SimpleLisp is an interpreter, written in Java, for a limited dialect of LISP. I have been using it as an example Java program to evaluate my compiler optimisations. I just tried running a simple Lisp program (to calculate the Fibonacci sequence) in SimpleLisp to see the affect of my optimisations on the run time. Here are some results.

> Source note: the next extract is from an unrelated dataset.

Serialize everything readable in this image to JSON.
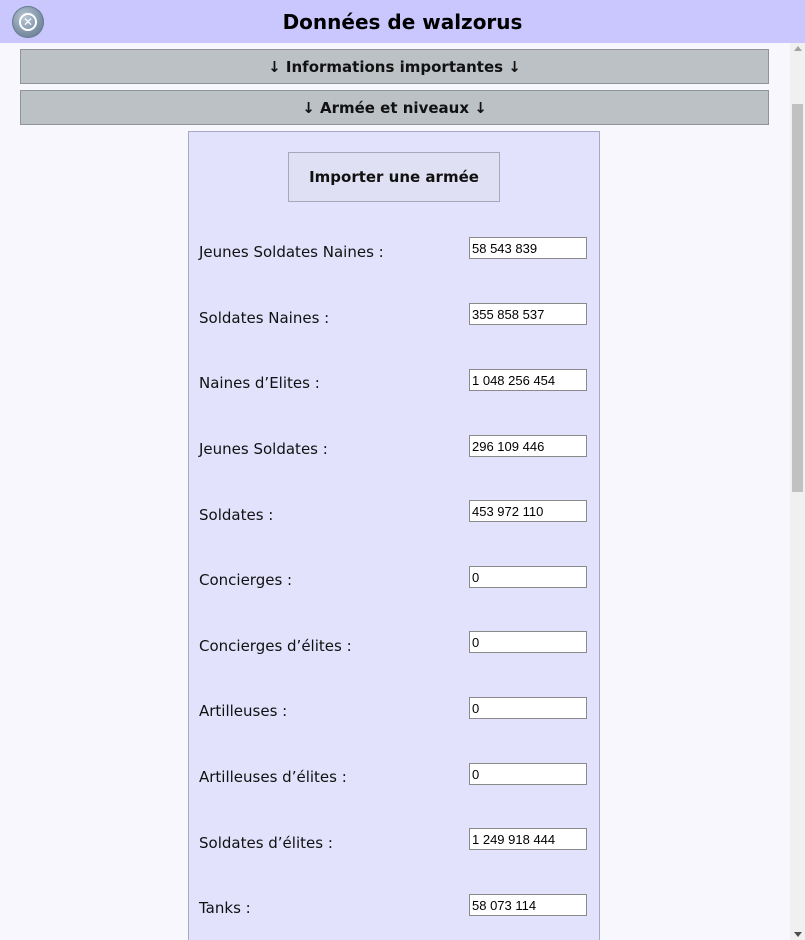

SimpleLisp compiled with jkit, without my optimisation stage:

$ time java org/simplelisp/interpreter/Interpreter examples/Fibonacci.sl
1 1 2 3 5 8 13 21 34 55 89 144 233 377 610 987 1597 2584 4181 6765 10946 17711 28657 46368 75025 121393

real 0m3.380s
user 0m3.294s
sys 0m0.031s

SimpleLisp compiled with jkit, with my LICM optimisation stage:

$ time java org/simplelisp/interpreter/Interpreter examples/Fibonacci.sl
1 1 2 3 5 8 13 21 34 55 89 144 233 377 610 987 1597 2584 4181 6765 10946 17711 28657 46368 75025 121393

real 0m4.289s
user 0m4.136s
sys 0m0.051s

Something is not quite right here…

Corpus

16 June 2008

So I need to evaluate the optimisations I have so far. It has been suggested by Dave that his SimpleLisp interpreter and the JKit parser might make good tests.

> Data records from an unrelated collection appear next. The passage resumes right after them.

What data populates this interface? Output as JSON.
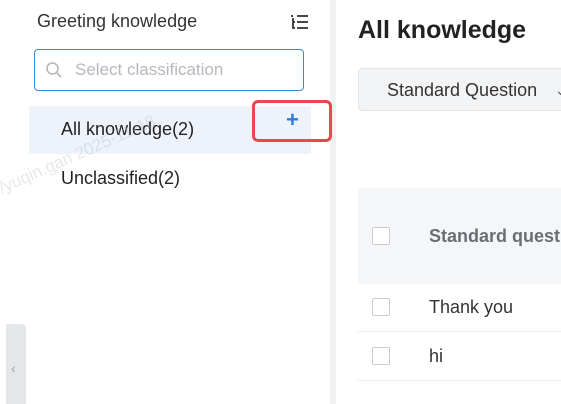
{
  "sidebar": {
    "title": "Greeting knowledge",
    "search_placeholder": "Select classification",
    "items": [
      {
        "label": "All knowledge(2)"
      },
      {
        "label": "Unclassified(2)"
      }
    ],
    "add_label": "+",
    "collapse_icon": "chevron-left-icon",
    "collapse_label": "‹"
  },
  "main": {
    "title": "All knowledge",
    "type_select": {
      "value": "Standard Question",
      "chevron": "⌄"
    },
    "table": {
      "header": "Standard question",
      "rows": [
        {
          "text": "Thank you"
        },
        {
          "text": "hi"
        }
      ]
    }
  },
  "watermark": "/yuqin.gan  2025-11-18",
  "colors": {
    "accent": "#2f7bdc",
    "highlight_border": "#e8484d",
    "active_bg": "#eef3fb",
    "page_bg": "#f0f1f3"
  }
}
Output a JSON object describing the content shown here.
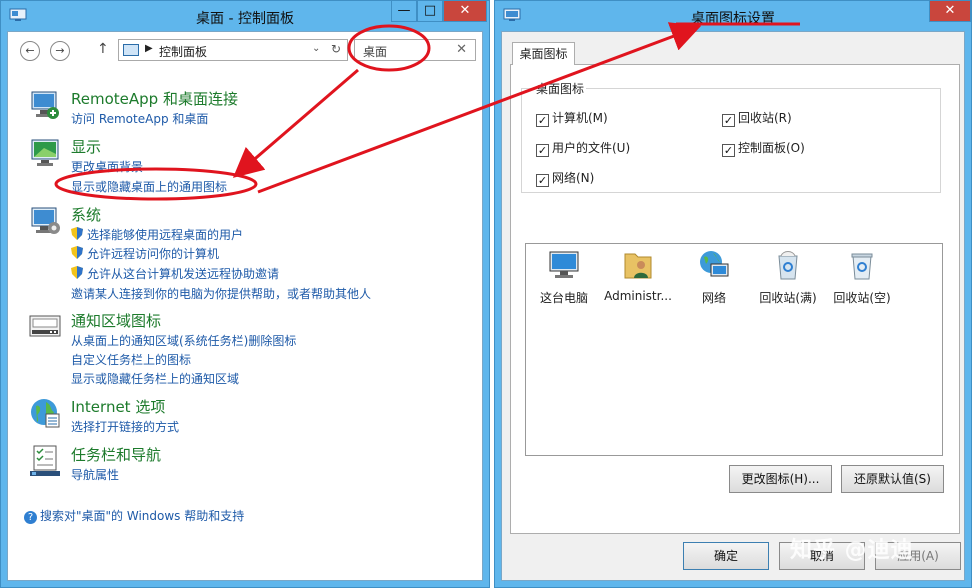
{
  "control_panel": {
    "title": "桌面 - 控制面板",
    "address": "控制面板",
    "search_query": "桌面",
    "categories": [
      {
        "heading": "RemoteApp 和桌面连接",
        "links": [
          "访问 RemoteApp 和桌面"
        ]
      },
      {
        "heading": "显示",
        "links": [
          "更改桌面背景",
          "显示或隐藏桌面上的通用图标"
        ]
      },
      {
        "heading": "系统",
        "links": [
          "选择能够使用远程桌面的用户",
          "允许远程访问你的计算机",
          "允许从这台计算机发送远程协助邀请",
          "邀请某人连接到你的电脑为你提供帮助，或者帮助其他人"
        ]
      },
      {
        "heading": "通知区域图标",
        "links": [
          "从桌面上的通知区域(系统任务栏)删除图标",
          "自定义任务栏上的图标",
          "显示或隐藏任务栏上的通知区域"
        ]
      },
      {
        "heading": "Internet 选项",
        "links": [
          "选择打开链接的方式"
        ]
      },
      {
        "heading": "任务栏和导航",
        "links": [
          "导航属性"
        ]
      }
    ],
    "help_text": "搜索对\"桌面\"的 Windows 帮助和支持"
  },
  "dialog": {
    "title": "桌面图标设置",
    "tab": "桌面图标",
    "group_label": "桌面图标",
    "checkboxes": [
      {
        "label": "计算机(M)",
        "checked": true
      },
      {
        "label": "回收站(R)",
        "checked": true
      },
      {
        "label": "用户的文件(U)",
        "checked": true
      },
      {
        "label": "控制面板(O)",
        "checked": true
      },
      {
        "label": "网络(N)",
        "checked": true
      }
    ],
    "icons": [
      "这台电脑",
      "Administr...",
      "网络",
      "回收站(满)",
      "回收站(空)"
    ],
    "change_icon_button": "更改图标(H)...",
    "restore_default_button": "还原默认值(S)",
    "ok_button": "确定",
    "cancel_button": "取消",
    "apply_button": "应用(A)"
  },
  "caption_buttons": {
    "minimize": "—",
    "maximize": "□",
    "close": "✕"
  },
  "watermark": "知乎 @迪迪",
  "colors": {
    "frame": "#5fb6ec",
    "heading_green": "#1d7b2c",
    "link_blue": "#1e5aa8",
    "annotation_red": "#e0141e"
  }
}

I have had a look through SimpleLisp, and though there are a number of places where methods like List.size() are called inside loops, none of the classes in question are immutable. It thus seems that it will be necessary to implement the next stage of the optimiser (checking whether anything in the loop body will change the object in question) before any useful optimisation can be performed, in this program at least. This is fairly much what I expected, and likely to be the case in many programs.